Shipping Up To Boston: My Trip to the American League Wild Card Game

Associated Press/Charles Krupa

GOODBYE GERRIT: New York Yankees pitcher Gerrit Cole was escorted from the mound by the Boston faithful in the third inning of New York’s loss.

It is Oct. 3 at approximately 5:06 p.m.

The Red Sox are losing to the Nationals by a score of 5-1. It’s the last day of the season, and the Red Sox need to win to avoid a one game playoff to get into the Wild Card game. 

There’s no hope. I am already in the mindset that the Sox will need to play the extra game to even get into the Wild Card game. But, I was wrong. When it looked like the team had nothing left in the tank, they finally got some offense going, and tied the game at five apiece in the seventh inning. 

To clinch the victory, Raffy Devers hit a 447 foot bomb in the ninth to send the Red Sox to the Wild Card game at Fenway Park to face the vaunted New York Yankees.

Postgame, I am pumped. We get the Sox and Yanks at Fenway. You cannot ask for anything better. My girlfriend’s dad is a big Yankees fan, so I told her to text him and tell him it’s on for Tuesday – a little friendly banter. A few hours later I got a response from my girlfriend: “Do you want to go?” Thinking I read my phone wrong, I did a double take. 

“Are you serious?” I responded. 

And she was. Four tickets right behind the Yankees dugout. I was freaking out.

Flash forward to Tuesday, the day of the Wild Card game. Right after my 9:55 class, I packed my bags to make the 4.5 hour trek to Boston, playing “Shipping up to Boston” and “Dirty Water” along the way to get me hyped up, and boy, was I hyped up. 

We got there before first pitch and it was buzzing around Fenway Park. A tense energy was in the air. It was do or die; this was it. You play 162 games for this.

We got into Fenway with the smell of the field, Fenway Franks and the postseason feel greeting me on the way in. I was deep in enemy territory behind the Yankees dugout, surrounded by pinstripes and guys in wife beaters. Of course I was still sporting my “Do Damage” sweatshirt and David Ortiz jersey that stays unwashed for the postseason. 

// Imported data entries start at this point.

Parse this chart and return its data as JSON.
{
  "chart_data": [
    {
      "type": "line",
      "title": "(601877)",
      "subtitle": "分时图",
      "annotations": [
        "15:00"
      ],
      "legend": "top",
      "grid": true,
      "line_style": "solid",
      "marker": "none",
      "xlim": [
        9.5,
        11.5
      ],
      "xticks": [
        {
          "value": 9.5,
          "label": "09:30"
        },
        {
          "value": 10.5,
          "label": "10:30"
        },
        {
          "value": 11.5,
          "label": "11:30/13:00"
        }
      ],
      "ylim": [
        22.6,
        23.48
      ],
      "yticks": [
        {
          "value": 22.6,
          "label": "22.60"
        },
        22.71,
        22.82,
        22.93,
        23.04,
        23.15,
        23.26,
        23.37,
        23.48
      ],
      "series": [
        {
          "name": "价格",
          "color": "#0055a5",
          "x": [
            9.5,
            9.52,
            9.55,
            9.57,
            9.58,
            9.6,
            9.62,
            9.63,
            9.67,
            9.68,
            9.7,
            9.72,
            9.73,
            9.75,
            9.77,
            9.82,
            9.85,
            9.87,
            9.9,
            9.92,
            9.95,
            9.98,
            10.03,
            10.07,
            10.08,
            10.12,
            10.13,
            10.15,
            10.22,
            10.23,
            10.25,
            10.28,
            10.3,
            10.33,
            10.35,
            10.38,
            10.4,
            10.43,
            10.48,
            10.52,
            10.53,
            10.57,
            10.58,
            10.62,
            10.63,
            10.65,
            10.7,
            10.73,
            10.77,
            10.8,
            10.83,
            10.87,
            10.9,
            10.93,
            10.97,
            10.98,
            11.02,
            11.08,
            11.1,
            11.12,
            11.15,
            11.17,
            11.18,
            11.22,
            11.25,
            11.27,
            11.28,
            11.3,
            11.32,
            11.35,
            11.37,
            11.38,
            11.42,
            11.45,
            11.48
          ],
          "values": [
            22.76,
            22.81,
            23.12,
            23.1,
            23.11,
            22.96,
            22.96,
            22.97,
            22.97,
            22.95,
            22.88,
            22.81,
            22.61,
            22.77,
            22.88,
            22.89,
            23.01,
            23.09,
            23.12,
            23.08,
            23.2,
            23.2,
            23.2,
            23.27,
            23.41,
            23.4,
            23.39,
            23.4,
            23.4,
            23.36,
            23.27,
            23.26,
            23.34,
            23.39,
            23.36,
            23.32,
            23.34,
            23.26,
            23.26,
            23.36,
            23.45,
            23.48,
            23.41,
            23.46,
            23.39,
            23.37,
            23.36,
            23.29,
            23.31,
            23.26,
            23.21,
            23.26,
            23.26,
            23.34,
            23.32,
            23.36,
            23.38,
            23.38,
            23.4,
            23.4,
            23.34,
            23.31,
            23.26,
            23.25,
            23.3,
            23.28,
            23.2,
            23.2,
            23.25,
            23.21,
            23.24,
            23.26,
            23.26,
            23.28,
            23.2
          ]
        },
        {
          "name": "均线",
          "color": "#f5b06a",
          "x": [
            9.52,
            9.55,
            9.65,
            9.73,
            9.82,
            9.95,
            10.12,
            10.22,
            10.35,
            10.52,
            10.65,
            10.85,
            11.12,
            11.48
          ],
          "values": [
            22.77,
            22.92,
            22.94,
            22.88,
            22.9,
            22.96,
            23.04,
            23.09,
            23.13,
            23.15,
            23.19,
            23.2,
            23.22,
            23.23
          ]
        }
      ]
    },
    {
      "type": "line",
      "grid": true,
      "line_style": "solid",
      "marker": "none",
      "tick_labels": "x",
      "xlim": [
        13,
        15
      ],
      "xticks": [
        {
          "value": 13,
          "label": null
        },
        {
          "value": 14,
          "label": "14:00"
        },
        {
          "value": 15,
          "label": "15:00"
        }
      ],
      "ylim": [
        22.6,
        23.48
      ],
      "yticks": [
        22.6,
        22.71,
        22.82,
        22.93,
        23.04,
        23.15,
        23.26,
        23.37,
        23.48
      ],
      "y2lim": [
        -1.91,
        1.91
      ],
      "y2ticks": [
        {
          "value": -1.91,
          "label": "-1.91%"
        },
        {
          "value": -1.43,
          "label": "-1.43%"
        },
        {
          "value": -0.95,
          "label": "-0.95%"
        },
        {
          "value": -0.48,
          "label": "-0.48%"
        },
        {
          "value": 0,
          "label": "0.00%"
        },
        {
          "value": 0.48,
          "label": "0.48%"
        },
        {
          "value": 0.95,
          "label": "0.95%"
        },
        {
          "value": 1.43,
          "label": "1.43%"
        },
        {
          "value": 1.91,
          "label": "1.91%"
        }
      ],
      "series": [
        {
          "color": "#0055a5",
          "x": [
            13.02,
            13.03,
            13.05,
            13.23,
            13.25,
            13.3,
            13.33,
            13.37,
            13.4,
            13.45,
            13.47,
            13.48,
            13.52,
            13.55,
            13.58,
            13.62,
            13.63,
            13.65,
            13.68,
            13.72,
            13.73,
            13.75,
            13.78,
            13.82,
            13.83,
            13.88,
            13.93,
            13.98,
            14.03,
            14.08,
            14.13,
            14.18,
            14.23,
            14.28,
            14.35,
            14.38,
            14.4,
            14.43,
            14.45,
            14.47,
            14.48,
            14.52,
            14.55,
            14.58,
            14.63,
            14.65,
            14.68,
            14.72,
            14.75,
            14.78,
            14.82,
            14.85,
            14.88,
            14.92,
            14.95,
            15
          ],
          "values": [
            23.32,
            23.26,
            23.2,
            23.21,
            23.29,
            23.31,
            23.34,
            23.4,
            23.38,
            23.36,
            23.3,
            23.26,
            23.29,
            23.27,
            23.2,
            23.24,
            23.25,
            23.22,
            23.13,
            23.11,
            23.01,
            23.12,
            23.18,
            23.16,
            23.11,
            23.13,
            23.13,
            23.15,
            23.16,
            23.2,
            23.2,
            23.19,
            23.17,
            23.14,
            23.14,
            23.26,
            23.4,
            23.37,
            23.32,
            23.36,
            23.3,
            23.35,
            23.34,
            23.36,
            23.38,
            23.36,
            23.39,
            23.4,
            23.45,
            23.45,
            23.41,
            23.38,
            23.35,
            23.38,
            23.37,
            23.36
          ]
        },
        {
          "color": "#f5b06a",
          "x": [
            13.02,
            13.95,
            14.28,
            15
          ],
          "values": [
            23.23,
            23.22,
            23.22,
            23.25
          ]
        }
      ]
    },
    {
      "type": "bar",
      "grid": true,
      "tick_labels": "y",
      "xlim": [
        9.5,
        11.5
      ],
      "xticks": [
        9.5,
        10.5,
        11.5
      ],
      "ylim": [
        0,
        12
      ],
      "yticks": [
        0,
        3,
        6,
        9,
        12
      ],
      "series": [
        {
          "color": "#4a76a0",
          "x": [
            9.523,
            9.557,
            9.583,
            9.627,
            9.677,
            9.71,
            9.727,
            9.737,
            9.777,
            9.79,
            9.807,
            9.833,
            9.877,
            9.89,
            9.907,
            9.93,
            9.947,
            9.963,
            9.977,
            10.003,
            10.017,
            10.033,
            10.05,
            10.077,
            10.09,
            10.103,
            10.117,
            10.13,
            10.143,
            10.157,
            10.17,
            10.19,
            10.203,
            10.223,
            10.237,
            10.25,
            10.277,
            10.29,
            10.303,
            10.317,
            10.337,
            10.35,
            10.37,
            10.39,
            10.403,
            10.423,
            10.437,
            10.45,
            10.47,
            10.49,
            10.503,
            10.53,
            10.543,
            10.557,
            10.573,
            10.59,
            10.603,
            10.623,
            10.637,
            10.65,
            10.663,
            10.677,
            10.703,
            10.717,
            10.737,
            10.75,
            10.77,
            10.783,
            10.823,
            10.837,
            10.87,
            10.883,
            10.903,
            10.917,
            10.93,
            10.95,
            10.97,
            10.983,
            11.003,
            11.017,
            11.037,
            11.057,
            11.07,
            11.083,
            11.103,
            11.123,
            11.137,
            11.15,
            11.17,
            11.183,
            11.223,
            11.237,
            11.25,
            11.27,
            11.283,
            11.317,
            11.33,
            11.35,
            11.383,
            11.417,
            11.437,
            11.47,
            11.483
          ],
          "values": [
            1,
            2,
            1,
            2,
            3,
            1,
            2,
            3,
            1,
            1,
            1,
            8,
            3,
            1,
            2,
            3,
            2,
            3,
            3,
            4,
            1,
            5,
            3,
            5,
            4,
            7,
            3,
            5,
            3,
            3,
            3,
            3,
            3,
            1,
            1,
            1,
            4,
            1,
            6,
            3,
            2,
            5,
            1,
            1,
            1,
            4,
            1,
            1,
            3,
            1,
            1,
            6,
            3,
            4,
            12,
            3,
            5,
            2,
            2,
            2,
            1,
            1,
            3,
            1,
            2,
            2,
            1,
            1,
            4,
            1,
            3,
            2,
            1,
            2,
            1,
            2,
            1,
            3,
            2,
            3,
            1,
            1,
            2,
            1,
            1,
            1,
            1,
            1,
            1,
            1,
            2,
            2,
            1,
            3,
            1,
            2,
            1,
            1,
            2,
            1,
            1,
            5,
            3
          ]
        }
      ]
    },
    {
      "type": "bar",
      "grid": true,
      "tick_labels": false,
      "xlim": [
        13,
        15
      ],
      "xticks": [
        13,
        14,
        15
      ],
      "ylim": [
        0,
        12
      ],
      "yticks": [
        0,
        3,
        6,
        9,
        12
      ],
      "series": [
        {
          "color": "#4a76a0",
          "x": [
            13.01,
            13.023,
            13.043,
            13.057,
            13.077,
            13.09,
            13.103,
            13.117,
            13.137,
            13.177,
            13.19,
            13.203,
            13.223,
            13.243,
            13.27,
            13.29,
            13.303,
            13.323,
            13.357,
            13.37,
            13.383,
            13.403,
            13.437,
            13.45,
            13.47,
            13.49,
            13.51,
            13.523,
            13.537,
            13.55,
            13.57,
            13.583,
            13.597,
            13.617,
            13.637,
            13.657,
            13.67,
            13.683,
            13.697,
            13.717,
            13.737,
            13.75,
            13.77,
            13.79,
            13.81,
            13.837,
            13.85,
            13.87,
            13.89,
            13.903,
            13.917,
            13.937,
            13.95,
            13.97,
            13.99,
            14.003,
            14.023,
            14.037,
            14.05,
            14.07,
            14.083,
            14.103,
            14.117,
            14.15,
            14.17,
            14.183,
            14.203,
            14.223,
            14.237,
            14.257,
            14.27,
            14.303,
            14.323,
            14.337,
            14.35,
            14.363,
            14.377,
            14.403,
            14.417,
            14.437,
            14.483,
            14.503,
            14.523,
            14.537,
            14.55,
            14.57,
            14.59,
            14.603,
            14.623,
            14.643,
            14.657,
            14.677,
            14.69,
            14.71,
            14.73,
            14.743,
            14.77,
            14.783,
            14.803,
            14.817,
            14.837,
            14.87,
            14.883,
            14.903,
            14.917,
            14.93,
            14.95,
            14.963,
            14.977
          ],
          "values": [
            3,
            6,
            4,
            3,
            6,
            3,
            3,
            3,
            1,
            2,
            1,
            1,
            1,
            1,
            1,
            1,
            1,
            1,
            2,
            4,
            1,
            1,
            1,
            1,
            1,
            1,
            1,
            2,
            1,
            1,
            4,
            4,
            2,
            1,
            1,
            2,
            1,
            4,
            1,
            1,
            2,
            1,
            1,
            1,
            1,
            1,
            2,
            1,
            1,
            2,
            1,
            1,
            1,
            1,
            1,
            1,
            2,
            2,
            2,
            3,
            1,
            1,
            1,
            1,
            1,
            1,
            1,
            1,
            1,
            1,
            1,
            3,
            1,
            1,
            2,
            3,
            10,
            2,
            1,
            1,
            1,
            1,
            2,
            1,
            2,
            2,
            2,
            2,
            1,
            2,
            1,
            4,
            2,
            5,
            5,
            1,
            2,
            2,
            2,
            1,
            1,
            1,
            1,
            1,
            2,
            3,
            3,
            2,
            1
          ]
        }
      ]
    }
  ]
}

The lineups were announced and I was booing at the top of my lungs, loudest for Giancarlo Stanton and Gerrit Cole. My girlfriend’s mother looked over at me, mortified, and all I could do was shrug and smile. They were certainly in for it, as my antics were on display throughout the game. 

Fenway was unlike anything I had ever seen that night. Everybody was constantly on their feet. It was the loudest I have ever heard the 109-year-old stadium that I have been going to for 17 years. The Red Sox players noticed it too. “The crowd was unbelievable,” Wild Card starting pitcher Nate Eovaldi said after the game. “They were locked in from first pitch on, and we were feeding off that.”

Eovaldi was absolutely shoving in this one with eight strikeouts over five innings. Xander Bogaerts came up with a huge home run in the first inning, as did Kyle Shwarber in the third, and the Yankees’ bats were just silent. Cole absolutely choked, and that is not what you want to see out of your $324 million starter (and I made sure to tell him).

The Red Sox are one of my biggest passions, and that night at Fenway was the most in my element I think I have ever been. Fenway was electric – everybody standing for every two strike situation, cheering after the home runs, chanting “Geeeeerrrrrrit” at starter Gerrit Cole, and singing “Dirty Water” when all was said and done. Although I was just one out of 37,731, I thought my contribution to the atmosphere was pretty enormous. 

As Gleyber Torres flew out to Kiké Hernandez to end the game, I jumped up and down like a kid with the biggest grin on my face. It was hands-down one of the best sporting experiences of my entire life. To be able to experience a one-and-done Wild Card game with the biggest rivalry in sports, so close to the action, was absolutely incredible. It’s possible (and more likely than not) that I made a fool of myself in front of my girlfriend and her parents, but I think it was worth it in the end, as it was a night I will never forget.